Language is one of the hallmarks of humanity, and is believed to be unique to our species. However, despite it being a crucial part of the human success story, scientists are just now beginning to understand what speech is, how it works and how the human brain processes it. Case in point, Duke University researchers recently made a stunning discovery: Rhythm is essential for processing speech – particularly when hearing a language other than our own.
From an auditory perspective, speech can be broken into multiple components based on length. Phonemes last an average of 30-60 milliseconds, while syllables are 3-5 times as long (words, obviously, are even longer). Processing all of those small components in real time would require a monumental amount of computational horsepower, so scientists suspect that the brain takes shortcuts, not unlike the way it does when reading written languages: The brain tends to see whole words rather than identifying them piecemeal, letter by letter.

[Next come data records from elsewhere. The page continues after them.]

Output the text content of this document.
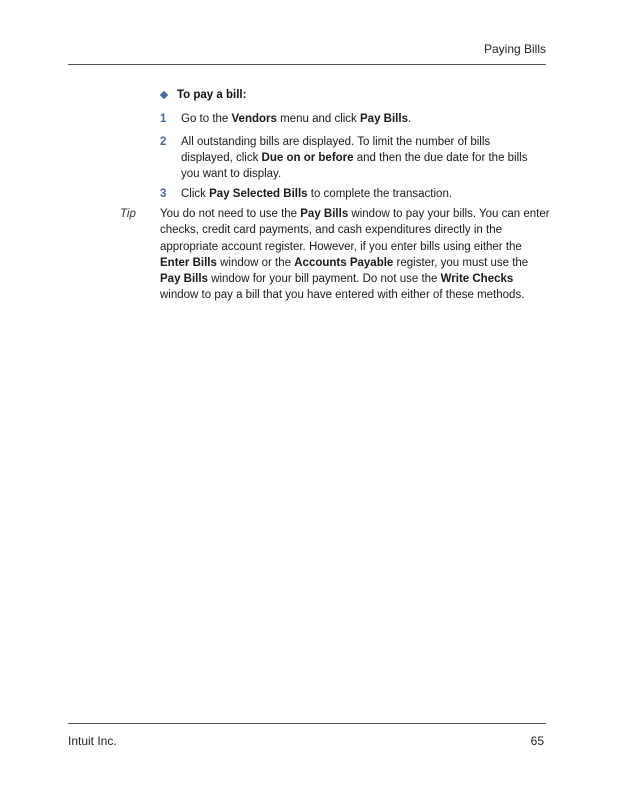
Paying Bills
To pay a bill:
1	Go to the Vendors menu and click Pay Bills.
2	All outstanding bills are displayed. To limit the number of bills displayed, click Due on or before and then the due date for the bills you want to display.
3	Click Pay Selected Bills to complete the transaction.
Tip You do not need to use the Pay Bills window to pay your bills. You can enter checks, credit card payments, and cash expenditures directly in the appropriate account register. However, if you enter bills using either the Enter Bills window or the Accounts Payable register, you must use the Pay Bills window for your bill payment. Do not use the Write Checks window to pay a bill that you have entered with either of these methods.
Intuit Inc.	65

To test this, researchers at Duke University took foreign speech (German, in this case), cut it into chunks ranging from 30 to 960 milliseconds and then patched them back together in a sort of “speech quilt.” They then played these speech quilts for study participants hooked up to an MRI machine, which scanned their neural activity while the sounds played.

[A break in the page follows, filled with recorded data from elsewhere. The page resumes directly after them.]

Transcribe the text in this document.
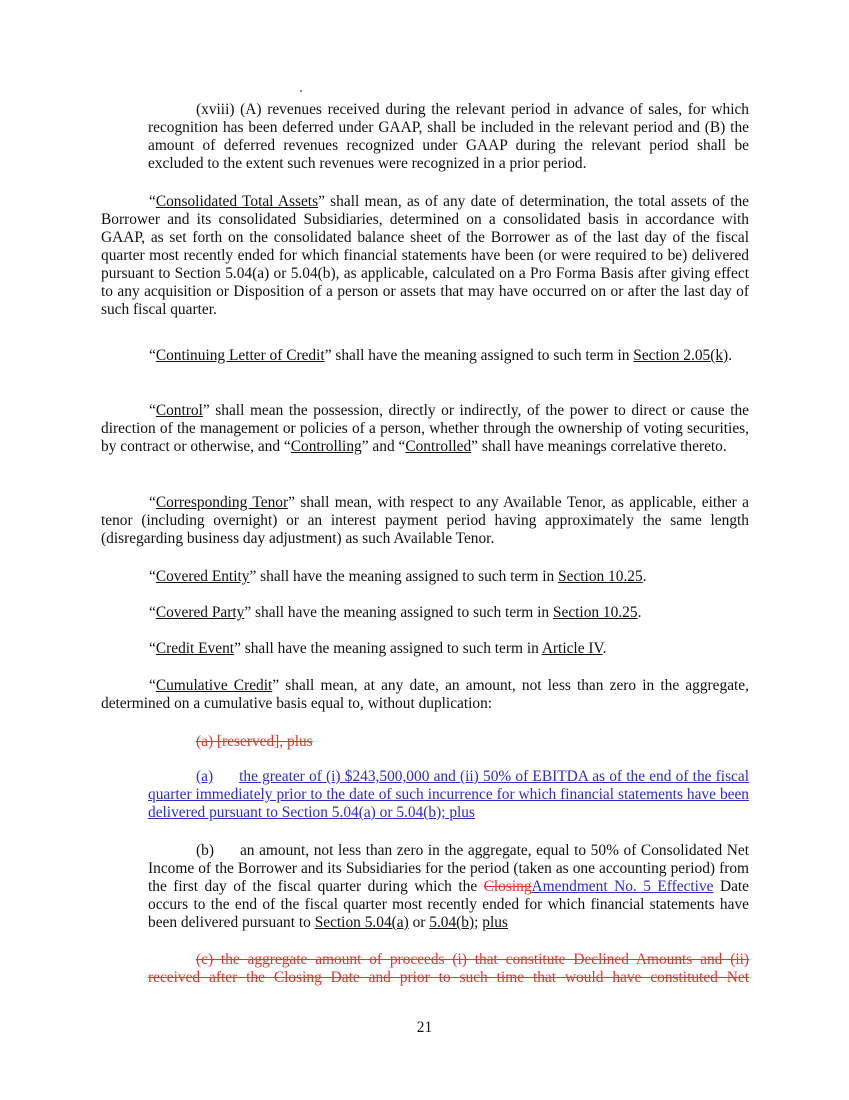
(xviii) (A) revenues received during the relevant period in advance of sales, for which recognition has been deferred under GAAP, shall be included in the relevant period and (B) the amount of deferred revenues recognized under GAAP during the relevant period shall be excluded to the extent such revenues were recognized in a prior period.

“Consolidated Total Assets” shall mean, as of any date of determination, the total assets of the Borrower and its consolidated Subsidiaries, determined on a consolidated basis in accordance with GAAP, as set forth on the consolidated balance sheet of the Borrower as of the last day of the fiscal quarter most recently ended for which financial statements have been (or were required to be) delivered pursuant to Section 5.04(a) or 5.04(b), as applicable, calculated on a Pro Forma Basis after giving effect to any acquisition or Disposition of a person or assets that may have occurred on or after the last day of such fiscal quarter.

“Continuing Letter of Credit” shall have the meaning assigned to such term in Section 2.05(k).

“Control” shall mean the possession, directly or indirectly, of the power to direct or cause the direction of the management or policies of a person, whether through the ownership of voting securities, by contract or otherwise, and “Controlling” and “Controlled” shall have meanings correlative thereto.

“Corresponding Tenor” shall mean, with respect to any Available Tenor, as applicable, either a tenor (including overnight) or an interest payment period having approximately the same length (disregarding business day adjustment) as such Available Tenor.

“Covered Entity” shall have the meaning assigned to such term in Section 10.25.

“Covered Party” shall have the meaning assigned to such term in Section 10.25.

“Credit Event” shall have the meaning assigned to such term in Article IV.

“Cumulative Credit” shall mean, at any date, an amount, not less than zero in the aggregate, determined on a cumulative basis equal to, without duplication:

(a) [reserved], plus

(a) the greater of (i) $243,500,000 and (ii) 50% of EBITDA as of the end of the fiscal quarter immediately prior to the date of such incurrence for which financial statements have been delivered pursuant to Section 5.04(a) or 5.04(b); plus

(b) an amount, not less than zero in the aggregate, equal to 50% of Consolidated Net Income of the Borrower and its Subsidiaries for the period (taken as one accounting period) from the first day of the fiscal quarter during which the ClosingAmendment No. 5 Effective Date occurs to the end of the fiscal quarter most recently ended for which financial statements have been delivered pursuant to Section 5.04(a) or 5.04(b); plus

(c) the aggregate amount of proceeds (i) that constitute Declined Amounts and (ii) received after the Closing Date and prior to such time that would have constituted Net

21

Sure enough, the rhythm mattered. A region of the brain called the superior temporal sulcus (STS) lit up like a Christmas tree during the 480- and 960-millisecond quilts, but not nearly as much during the 30-millisecond samples. In other words, when the sounds were cut in such a way that they resembled the manner in which humans are believed to recognize speech (that is, in words and syllables and not individual phonemes), more of the brain became active.

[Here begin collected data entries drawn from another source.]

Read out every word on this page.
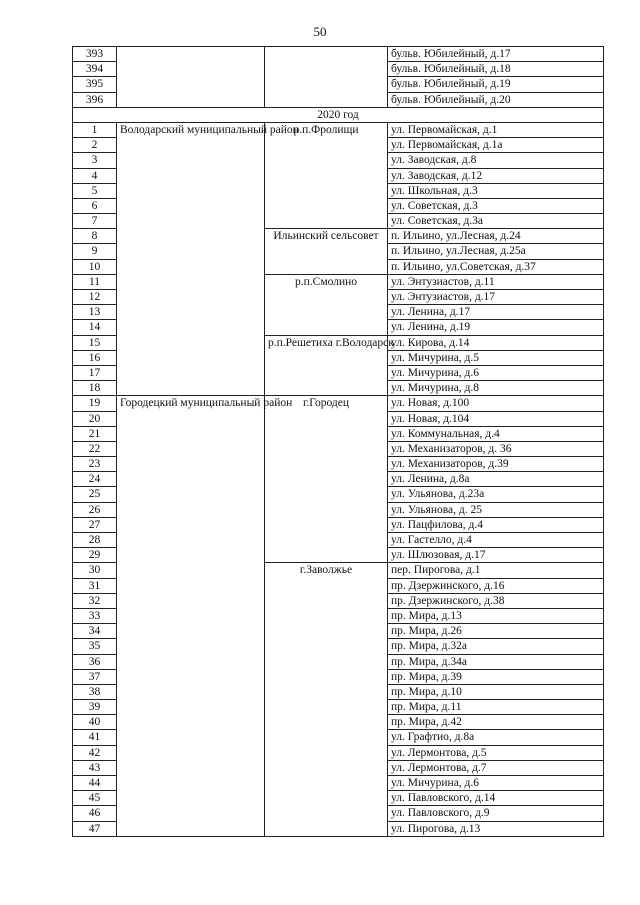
50
393			бульв. Юбилейный, д.17
394			бульв. Юбилейный, д.18
395			бульв. Юбилейный, д.19
396			бульв. Юбилейный, д.20
2020 год			
1	Володарский муниципальный район	р.п.Фролищи	ул. Первомайская, д.1
2			ул. Первомайская, д.1а
3			ул. Заводская, д.8
4			ул. Заводская, д.12
5			ул. Школьная, д.3
6			ул. Советская, д.3
7			ул. Советская, д.3а
8		Ильинский сельсовет	п. Ильино, ул.Лесная, д.24
9			п. Ильино, ул.Лесная, д.25а
10			п. Ильино, ул.Советская, д.37
11		р.п.Смолино	ул. Энтузиастов, д.11
12			ул. Энтузиастов, д.17
13			ул. Ленина, д.17
14			ул. Ленина, д.19
15		р.п.Решетиха г.Володарск	ул. Кирова, д.14
16			ул. Мичурина, д.5
17			ул. Мичурина, д.6
18			ул. Мичурина, д.8
19	Городецкий муниципальный район	г.Городец	ул. Новая, д.100
20			ул. Новая, д.104
21			ул. Коммунальная, д.4
22			ул. Механизаторов, д. 36
23			ул. Механизаторов, д.39
24			ул. Ленина, д.8а
25			ул. Ульянова, д.23а
26			ул. Ульянова, д. 25
27			ул. Пацфилова, д.4
28			ул. Гастелло, д.4
29			ул. Шлюзовая, д.17
30		г.Заволжье	пер. Пирогова, д.1
31			пр. Дзержинского, д.16
32			пр. Дзержинского, д.38
33			пр. Мира, д.13
34			пр. Мира, д.26
35			пр. Мира, д.32а
36			пр. Мира, д.34а
37			пр. Мира, д.39
38			пр. Мира, д.10
39			пр. Мира, д.11
40			пр. Мира, д.42
41			ул. Графтио, д.8а
42			ул. Лермонтова, д.5
43			ул. Лермонтова, д.7
44			ул. Мичурина, д.6
45			ул. Павловского, д.14
46			ул. Павловского, д.9
47			ул. Пирогова, д.13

“That was pretty exciting. We knew we were onto something,” said Tobias Overath, an assistant research professor of psychology and neuroscience at Duke.
The STS proved to be uniquely attuned to speech rhythms, as other parts of the brain showed know activity preference based on the changes in rhythms. They also ruled out other explanations for STS activation by exposing participants to a series of control sounds – artificial sounds designed by the researchers to mimic speech. One control shared speech’s frequency but lacked its rhythm; another retained the rhythm but lacked pitch variances. In each case, the STS did not respond the same way.
“We really went to great lengths to be certain that the effect we were seeing in STS was due to speech-specific processing and not due to some other explanation, for example, pitch in the sound or it being a natural sound as opposed to some computer-generated sound,” Overath said.
The next steps will be to see whether or not the same principles apply to languages that are rhythmically distinct from English, like Mandarin Chinese. They also want to know if “speech quilts” made of the participant’s native language would have the same effect.